Over the last thirty days Kennys has put himself among some very impressive company thanks to his prowess with a baseball bat. He ranks 5th in the MLB in RBI (23), 13th in hits (33), 13th in batting average (.333), 16th in slugging percentage (.525) and 18th in on base plus slugging (.890). If we compare his stats to just those in the American League he stands 3rd in RBI, 6th in hits, 6th in BA, 7th in SLG and 8th in OPS. So he’s top 20 in the MLB and top 10 in the AL. Not bad for a guy who was called up to the majors from AA New Britain less than a month ago.

So not bad in fact that if he stays at this pace, using Baseball Reference’s OWn% (percentage of games a team with nine of said player batting would win given average defense and pitching) the Twins would be sitting high and mighty above the rest of the league at 117-45 thanks Team All-Kennys averaging 7.4 RC/G (runs created per appox. 27 outs). Unfortunately, that is about as likely as Roger Goodell handing out suitable suspensions for violating certain NFL policies.

Not all of Vargas’ stats are as rosy as those mentioned above however. With great power comes great responsibility and part of said responsibility is patience at the plate. In his twenty-four games played (yes, yes, very small sample size) Kennys has a strikeout rate of 26.2% compared to a walk rate of 3.7%. Not so good. His K/BB rate is 7.0, which is also… not so good. He does hit homeruns at the same pace he draws walks though

Surprisingly, for a player with so little time in the majors his plate discipline isn’t terrible:

Posted Image

A few things we can draw from the chart above:

• Vargas sees more pitches outside the zone than in the zone. Not at all uncommon for batters new to the MLB; for example just over 50% of the pitches thrown Danny Santana’s way are in the zone and he’s been hitting consistently since the beginning of May.

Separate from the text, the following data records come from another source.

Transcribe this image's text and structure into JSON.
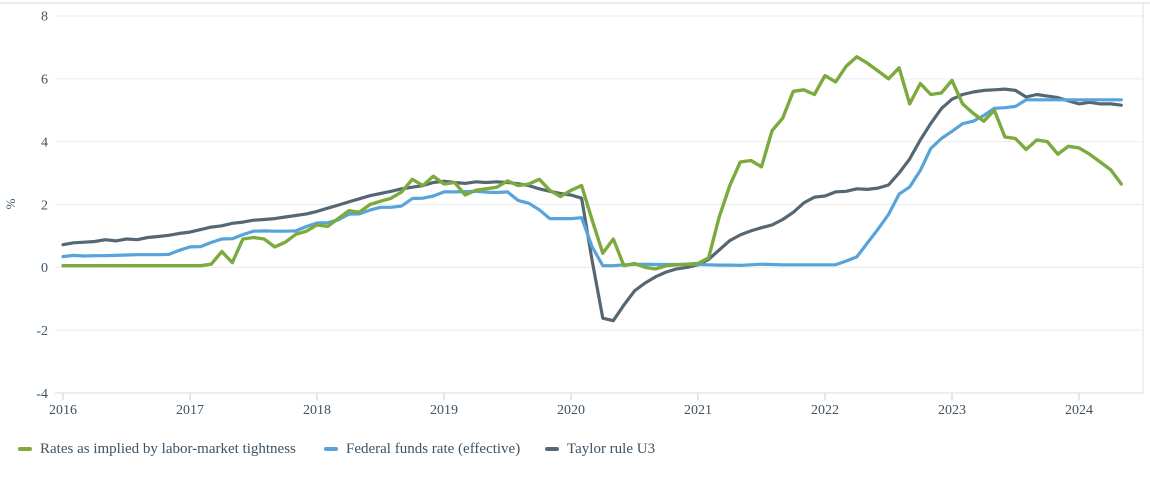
{
  "colors": {
    "background": "#ffffff",
    "grid": "#ededee",
    "axis_line": "#dde1e3",
    "tick": "#cfd5d8",
    "frame": "#e4e7e8",
    "text": "#3e5363",
    "series_green": "#7caa3e",
    "series_blue": "#56a4d9",
    "series_slate": "#566774"
  },
  "chart_data": {
    "type": "line",
    "title": "",
    "xlabel": "",
    "ylabel": "%",
    "grid": true,
    "legend_position": "bottom-left",
    "x_axis": {
      "tick_labels": [
        "2016",
        "2017",
        "2018",
        "2019",
        "2020",
        "2021",
        "2022",
        "2023",
        "2024"
      ],
      "start": "2016-01",
      "end": "2024-05",
      "frequency": "monthly"
    },
    "y_axis": {
      "label": "%",
      "tick_values": [
        8,
        6,
        4,
        2,
        0,
        -2,
        -4
      ],
      "range": [
        -4,
        8
      ]
    },
    "series": [
      {
        "name": "Rates as implied by labor-market tightness",
        "color": "#7caa3e",
        "values": [
          0.05,
          0.05,
          0.05,
          0.05,
          0.05,
          0.05,
          0.05,
          0.05,
          0.05,
          0.05,
          0.05,
          0.05,
          0.05,
          0.05,
          0.1,
          0.5,
          0.15,
          0.9,
          0.95,
          0.9,
          0.65,
          0.8,
          1.05,
          1.15,
          1.35,
          1.3,
          1.55,
          1.8,
          1.75,
          2.0,
          2.1,
          2.2,
          2.4,
          2.8,
          2.6,
          2.9,
          2.65,
          2.7,
          2.3,
          2.45,
          2.5,
          2.55,
          2.75,
          2.6,
          2.65,
          2.8,
          2.45,
          2.25,
          2.45,
          2.6,
          1.5,
          0.45,
          0.9,
          0.05,
          0.12,
          0.0,
          -0.05,
          0.05,
          0.08,
          0.1,
          0.12,
          0.3,
          1.6,
          2.6,
          3.35,
          3.4,
          3.2,
          4.35,
          4.75,
          5.6,
          5.65,
          5.5,
          6.1,
          5.9,
          6.4,
          6.7,
          6.5,
          6.25,
          6.0,
          6.35,
          5.2,
          5.85,
          5.5,
          5.55,
          5.95,
          5.2,
          4.9,
          4.65,
          5.0,
          4.15,
          4.1,
          3.75,
          4.05,
          4.0,
          3.6,
          3.85,
          3.8,
          3.6,
          3.35,
          3.1,
          2.65
        ]
      },
      {
        "name": "Federal funds rate (effective)",
        "color": "#56a4d9",
        "values": [
          0.34,
          0.38,
          0.36,
          0.37,
          0.37,
          0.38,
          0.39,
          0.4,
          0.4,
          0.4,
          0.41,
          0.54,
          0.65,
          0.66,
          0.79,
          0.9,
          0.91,
          1.04,
          1.15,
          1.16,
          1.15,
          1.15,
          1.16,
          1.3,
          1.41,
          1.42,
          1.51,
          1.69,
          1.7,
          1.82,
          1.91,
          1.91,
          1.95,
          2.19,
          2.2,
          2.27,
          2.4,
          2.4,
          2.41,
          2.42,
          2.39,
          2.38,
          2.4,
          2.13,
          2.04,
          1.83,
          1.55,
          1.55,
          1.55,
          1.58,
          0.65,
          0.05,
          0.05,
          0.08,
          0.09,
          0.1,
          0.09,
          0.09,
          0.09,
          0.09,
          0.09,
          0.08,
          0.07,
          0.07,
          0.06,
          0.08,
          0.1,
          0.09,
          0.08,
          0.08,
          0.08,
          0.08,
          0.08,
          0.08,
          0.2,
          0.33,
          0.77,
          1.21,
          1.68,
          2.33,
          2.56,
          3.08,
          3.78,
          4.1,
          4.33,
          4.57,
          4.65,
          4.83,
          5.06,
          5.08,
          5.12,
          5.33,
          5.33,
          5.33,
          5.33,
          5.33,
          5.33,
          5.33,
          5.33,
          5.33,
          5.33
        ]
      },
      {
        "name": "Taylor rule U3",
        "color": "#566774",
        "values": [
          0.72,
          0.78,
          0.8,
          0.82,
          0.88,
          0.84,
          0.9,
          0.88,
          0.95,
          0.98,
          1.02,
          1.08,
          1.12,
          1.2,
          1.28,
          1.32,
          1.4,
          1.44,
          1.5,
          1.52,
          1.55,
          1.6,
          1.65,
          1.7,
          1.78,
          1.88,
          1.98,
          2.08,
          2.18,
          2.28,
          2.35,
          2.42,
          2.5,
          2.55,
          2.6,
          2.7,
          2.74,
          2.7,
          2.67,
          2.72,
          2.7,
          2.72,
          2.7,
          2.66,
          2.6,
          2.5,
          2.42,
          2.35,
          2.3,
          2.2,
          0.2,
          -1.62,
          -1.7,
          -1.2,
          -0.75,
          -0.5,
          -0.3,
          -0.15,
          -0.05,
          0.0,
          0.08,
          0.25,
          0.55,
          0.85,
          1.03,
          1.16,
          1.26,
          1.35,
          1.52,
          1.75,
          2.05,
          2.23,
          2.27,
          2.4,
          2.42,
          2.5,
          2.48,
          2.52,
          2.62,
          3.0,
          3.45,
          4.05,
          4.58,
          5.05,
          5.35,
          5.5,
          5.58,
          5.63,
          5.65,
          5.67,
          5.63,
          5.42,
          5.5,
          5.45,
          5.4,
          5.3,
          5.2,
          5.25,
          5.2,
          5.2,
          5.16
        ]
      }
    ]
  },
  "legend": {
    "items": [
      {
        "label": "Rates as implied by labor-market tightness"
      },
      {
        "label": "Federal funds rate (effective)"
      },
      {
        "label": "Taylor rule U3"
      }
    ]
  }
}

• Of those outside pitches, Kennys has swung at less than half of them, showing he has a decent grasp on what is and isn’t in the zone. Even when he does swing at pitches he technically shouldn’t, whether chasing or fouling off, he’s still able make contact more than half the time, which is encouraging.

• While he may not see as many pitches in the zone, he seems to have a good grasp where the zone is as evidenced by a 31% increase in both swing tendencies and contact made when the ball crosses the plate between the black. For perspective, this season Joe Mauer has swung at 53% of pitches in the zone and made 90% contact. A 4% difference in contact on strike pitches between a guy who has been in the majors for a month and a 3-time batting champ isn’t too shabby.

• Overall, Vargas has a little work to do when it comes to leaving the bat on the shoulder on pitches that are balls, his contact percentages both on those pitches in and outside the zone is an indication that he knows what he can and cannot touch, and that will go a long way when building his foundation as a solid hitter.
I do fear for the day where opposing pitchers take note of Kennys tendencies at the plate. With 28 strikeouts and 4 walks in 99 total at bats, it’s hard to see those numbers getting much worse but then again at the beginning of the year we all thought Chris Colabello would be our run producing machine for the season. I think what we’re all expecting is a DH who plays 1B every once in a while and mashes the ball with such strength we hear Dick Bremer nearly speechless aside from a feeble “…Oh my…” as was the case in Houston when Kennys planted a ball halfway up the second deck in right field.
He certainly has some work to do at the plate when it comes to walks and strikeouts, but if the lineup for the future includes a second coming of the Bash Brothers in the switch hitting Vargas and righty Oswaldo Arcia back to back, you can bet the cameras at Target Field won’t shy away from showing the upper deck seats as much unless one of them cranks a moonshot.

The sun may be setting on another 90+ loss season for the Twins and you've probably stopped reading this because football is right around the corner, but if you're a die hard like I am you'll tune in to the bitter end to see what Vargas (and the other youngins) can do.